Symposium on VLSI Technology, Best Student Paper Award

Hyunjin Lee who is studying for Ph. D degree at the NanO-Bio-Electronic-Laboratory in KAIST received the Best Student Paper Award in the Symposium on VLSI Technology held at Kyoto, Japan on June 13th.

It is the first time that a graduate student in Korea wins the prize with the research result worked on in Korea.

Last year, she also won the same prize at the same symposium with the thesis, Sub-5nm All-Around Gate FinFET for Ultimate Scaling. This paper has been valued that it made a great step through the limitation of silicon semiconductor technology by suggesting the new structure and the skill of the Tera-scale semiconductor devices.

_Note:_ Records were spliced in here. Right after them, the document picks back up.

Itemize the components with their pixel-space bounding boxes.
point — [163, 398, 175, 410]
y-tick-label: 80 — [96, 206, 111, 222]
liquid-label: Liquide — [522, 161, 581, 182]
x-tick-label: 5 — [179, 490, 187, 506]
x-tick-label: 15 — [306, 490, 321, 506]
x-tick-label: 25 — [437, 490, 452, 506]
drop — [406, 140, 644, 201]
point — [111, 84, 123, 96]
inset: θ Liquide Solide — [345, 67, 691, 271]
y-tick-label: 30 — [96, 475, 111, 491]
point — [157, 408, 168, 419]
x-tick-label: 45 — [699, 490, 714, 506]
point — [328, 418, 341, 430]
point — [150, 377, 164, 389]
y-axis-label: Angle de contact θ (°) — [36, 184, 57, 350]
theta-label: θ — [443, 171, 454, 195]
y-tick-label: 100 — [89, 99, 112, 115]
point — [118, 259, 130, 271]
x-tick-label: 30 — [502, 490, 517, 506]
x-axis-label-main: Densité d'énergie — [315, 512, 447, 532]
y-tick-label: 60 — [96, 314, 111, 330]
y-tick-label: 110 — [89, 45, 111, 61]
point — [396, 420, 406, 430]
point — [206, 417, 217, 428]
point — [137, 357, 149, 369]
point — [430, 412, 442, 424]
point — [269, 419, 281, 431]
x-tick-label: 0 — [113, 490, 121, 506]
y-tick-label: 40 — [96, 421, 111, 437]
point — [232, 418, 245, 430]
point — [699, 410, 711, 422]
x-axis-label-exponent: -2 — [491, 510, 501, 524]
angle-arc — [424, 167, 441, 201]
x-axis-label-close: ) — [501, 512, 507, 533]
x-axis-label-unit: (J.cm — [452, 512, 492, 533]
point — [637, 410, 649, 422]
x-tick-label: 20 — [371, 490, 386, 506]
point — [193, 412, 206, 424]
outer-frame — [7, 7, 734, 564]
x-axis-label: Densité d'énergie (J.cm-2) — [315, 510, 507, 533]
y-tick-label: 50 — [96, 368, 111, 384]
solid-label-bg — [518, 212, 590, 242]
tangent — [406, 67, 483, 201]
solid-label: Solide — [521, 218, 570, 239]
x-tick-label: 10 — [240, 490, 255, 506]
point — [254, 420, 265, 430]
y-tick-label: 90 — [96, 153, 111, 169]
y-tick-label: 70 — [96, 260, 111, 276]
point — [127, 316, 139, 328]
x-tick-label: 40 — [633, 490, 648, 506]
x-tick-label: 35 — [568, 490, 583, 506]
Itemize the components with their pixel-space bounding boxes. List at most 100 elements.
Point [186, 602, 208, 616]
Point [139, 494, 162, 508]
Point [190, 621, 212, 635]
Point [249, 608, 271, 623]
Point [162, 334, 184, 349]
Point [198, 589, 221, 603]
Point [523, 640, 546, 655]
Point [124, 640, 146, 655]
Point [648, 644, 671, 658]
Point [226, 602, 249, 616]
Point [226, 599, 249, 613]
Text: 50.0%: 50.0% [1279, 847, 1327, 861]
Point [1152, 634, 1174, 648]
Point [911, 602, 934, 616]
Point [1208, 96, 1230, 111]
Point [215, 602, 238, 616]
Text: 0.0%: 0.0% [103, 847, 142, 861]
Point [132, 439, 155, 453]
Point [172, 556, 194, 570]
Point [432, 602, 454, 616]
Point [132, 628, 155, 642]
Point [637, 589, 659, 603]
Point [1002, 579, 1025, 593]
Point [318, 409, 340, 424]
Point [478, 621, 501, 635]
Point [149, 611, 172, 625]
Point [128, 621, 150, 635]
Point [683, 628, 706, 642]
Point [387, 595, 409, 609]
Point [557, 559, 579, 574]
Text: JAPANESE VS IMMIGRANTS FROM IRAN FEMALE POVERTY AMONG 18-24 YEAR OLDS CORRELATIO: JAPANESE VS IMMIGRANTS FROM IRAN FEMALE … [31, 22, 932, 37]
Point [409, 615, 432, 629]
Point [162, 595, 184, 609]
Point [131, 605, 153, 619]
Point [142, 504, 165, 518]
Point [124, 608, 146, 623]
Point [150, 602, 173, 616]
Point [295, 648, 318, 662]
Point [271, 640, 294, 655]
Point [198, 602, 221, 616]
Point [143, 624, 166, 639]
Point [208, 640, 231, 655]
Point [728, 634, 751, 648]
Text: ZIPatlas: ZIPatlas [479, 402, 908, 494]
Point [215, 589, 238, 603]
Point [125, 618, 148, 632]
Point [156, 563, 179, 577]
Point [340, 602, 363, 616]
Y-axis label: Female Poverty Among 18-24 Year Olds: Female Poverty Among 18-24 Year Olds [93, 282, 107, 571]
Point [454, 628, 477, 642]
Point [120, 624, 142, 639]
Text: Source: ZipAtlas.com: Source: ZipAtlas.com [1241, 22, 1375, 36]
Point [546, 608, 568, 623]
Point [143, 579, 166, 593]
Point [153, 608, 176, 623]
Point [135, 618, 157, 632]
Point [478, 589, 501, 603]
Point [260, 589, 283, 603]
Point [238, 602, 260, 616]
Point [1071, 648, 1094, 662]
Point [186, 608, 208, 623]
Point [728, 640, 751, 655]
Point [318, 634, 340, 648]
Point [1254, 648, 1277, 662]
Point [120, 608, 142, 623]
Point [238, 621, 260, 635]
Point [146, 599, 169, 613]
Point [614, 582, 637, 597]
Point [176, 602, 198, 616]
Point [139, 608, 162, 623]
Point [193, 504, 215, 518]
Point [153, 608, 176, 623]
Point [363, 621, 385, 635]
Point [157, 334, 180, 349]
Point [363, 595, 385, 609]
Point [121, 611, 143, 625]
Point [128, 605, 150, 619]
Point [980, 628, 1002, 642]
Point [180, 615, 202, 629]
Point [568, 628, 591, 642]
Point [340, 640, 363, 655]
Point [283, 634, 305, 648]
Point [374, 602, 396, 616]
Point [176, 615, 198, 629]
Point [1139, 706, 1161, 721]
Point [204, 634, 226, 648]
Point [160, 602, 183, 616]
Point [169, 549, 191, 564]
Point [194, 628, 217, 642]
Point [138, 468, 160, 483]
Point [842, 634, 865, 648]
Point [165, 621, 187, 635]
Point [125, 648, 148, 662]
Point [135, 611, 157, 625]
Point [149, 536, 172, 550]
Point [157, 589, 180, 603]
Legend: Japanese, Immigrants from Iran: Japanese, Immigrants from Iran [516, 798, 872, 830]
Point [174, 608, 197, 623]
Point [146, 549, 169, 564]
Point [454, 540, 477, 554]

The Best Student Paper Award is selected as the most effective thesis in VLSI technology by both IEEE(The IEEE Electron Devices Society) and AP (The Japan Society of Applied Physics).

The Symposium on VLSI Technology, 27th this year, is the biggest level of world international semiconductor symposium which is held every year either in Kyoto, Japan or in Hawaii, USA.

○ Thesis: “Sub-5nm All-Around Gate FinFET for Ultimate Scaling”

by H. Lee, L.-E. Yu, S.-W. Ryu, J.-W. Han, K. Jeon, D.-Y. Jang, K.-H. Kim, J. Lee, J.-H. Kim, S. C. Jeon, G. S. Lee, J. S. Oh, Y. C. Park, W. H. Bae, H. M. Lee, J. M. Yang, J. J. Yoo, S. I. Kim and Y.-K. Choi

○ Abstract:

Sub-5nm all-around gate FinFETs with 3nm fin width were fabricated for the first time. The n-channel FinFET of sub-5nm with 1.4nm HfO2 shows an IDsat of 497 A/ m at VG=VD=1.0V. Characteristics of sub-5nm transistor are verified by using 3-D simulations as well as analytical models. A threshold voltage increases as the fin width reduces by quantum confinement effects. The threshold voltage shift was fitted to a theoretical model with consideration of the first-order perturbation theory. And a channel orientation effect, based on a current-flow direction, is shown.